After the market weakness of the last couple weeks, maybe its value has declined to $450k. If you’re the type that thinks my advice makes sense, but you don’t want to sell any stocks or mutual funds because they just fell from $500k, your mindset is all wrong. Sorry to be so blunt but it’s true.
Here’s what you actually have on your hands: a 401k that has risen from $200k to $450k over the last three years. Still awesome, also unsustainable.
If you think you’re the one genius who can nail market tops perfectly and you’re now certain that the market will soon regain its recent highs, re-read my last sentence and get your head on straight.

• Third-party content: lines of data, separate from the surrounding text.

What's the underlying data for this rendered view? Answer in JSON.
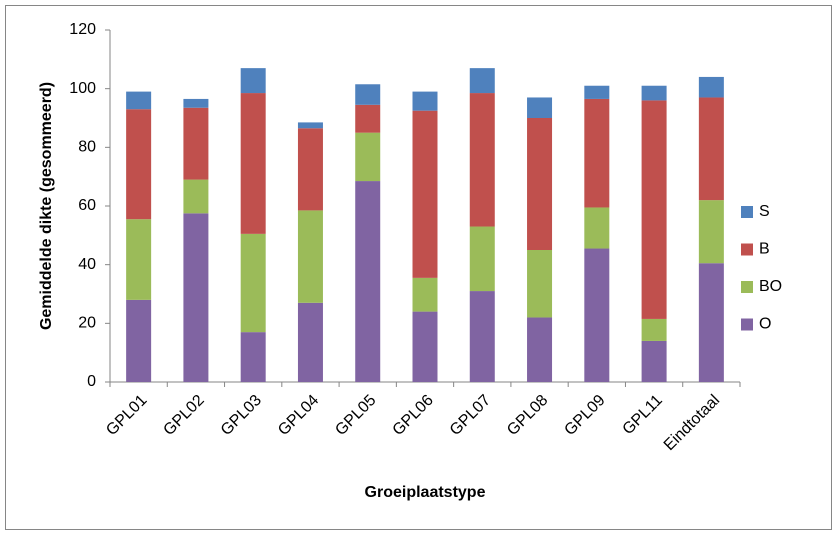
{
  "chart_data": {
    "type": "stacked_bar",
    "x_label": "Groeiplaatstype",
    "y_label": "Gemiddelde dikte (gesommeerd)",
    "categories": [
      "GPL01",
      "GPL02",
      "GPL03",
      "GPL04",
      "GPL05",
      "GPL06",
      "GPL07",
      "GPL08",
      "GPL09",
      "GPL11",
      "Eindtotaal"
    ],
    "series": [
      {
        "name": "O",
        "color": "#8064a2",
        "values": [
          28,
          57.5,
          17,
          27,
          68.5,
          24,
          31,
          22,
          45.5,
          14,
          40.5
        ]
      },
      {
        "name": "BO",
        "color": "#9bbb59",
        "values": [
          27.5,
          11.5,
          33.5,
          31.5,
          16.5,
          11.5,
          22,
          23,
          14,
          7.5,
          21.5
        ]
      },
      {
        "name": "B",
        "color": "#c0504d",
        "values": [
          37.5,
          24.5,
          48,
          28,
          9.5,
          57,
          45.5,
          45,
          37,
          74.5,
          35
        ]
      },
      {
        "name": "S",
        "color": "#4f81bd",
        "values": [
          6,
          3,
          8.5,
          2,
          7,
          6.5,
          8.5,
          7,
          4.5,
          5,
          7
        ]
      }
    ],
    "ylim": [
      0,
      120
    ],
    "yticks": [
      0,
      20,
      40,
      60,
      80,
      100,
      120
    ],
    "grid": false,
    "legend": "right"
  }
}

That said, at this moment I do have to admit that I don’t know if this is the start of the big correction. On the one hand, a few too many people for my taste are looking for that crash. On the other, how insanely optimistic did the market have to be that only now it is noticing the slow-moving Evergrande disaster in China that has been known for a year and plainly visible for nearly a month?
Regardless, the point is this: if this is the start of the big correction – or even a true bear market – then this is only the beginning.
We’re at such stratospheric valuation heights – the highest in history, generally – that the next big correction will take stocks down 30, 40 or even 50%.
So yes, it’s still okay to be raising at least some cash today. Even today.
Tighten up stop losses. Raise cash right now from zero to 5% if your end goal is 20%. Redirect future 401k deposits to the money market fund rather than the high-growth stock funds you’ve been riding.
In short: take action. Don’t be paralyzed and again keep in mind this simple reality: in powerful down markets, nothing gets spared. The only place to hide is in cash.
This post has me re-awakened. More soon…
*Historically, there has been one other place to hide in down markets: high grade, U.S. bonds. That will likely still turn out to be the case – indeed, bonds are rallying today – but what’s the point? The rates offered by today’s bonds are so meaningless as to be roughly equivalent with cash so my preference at this moment in time is for cash.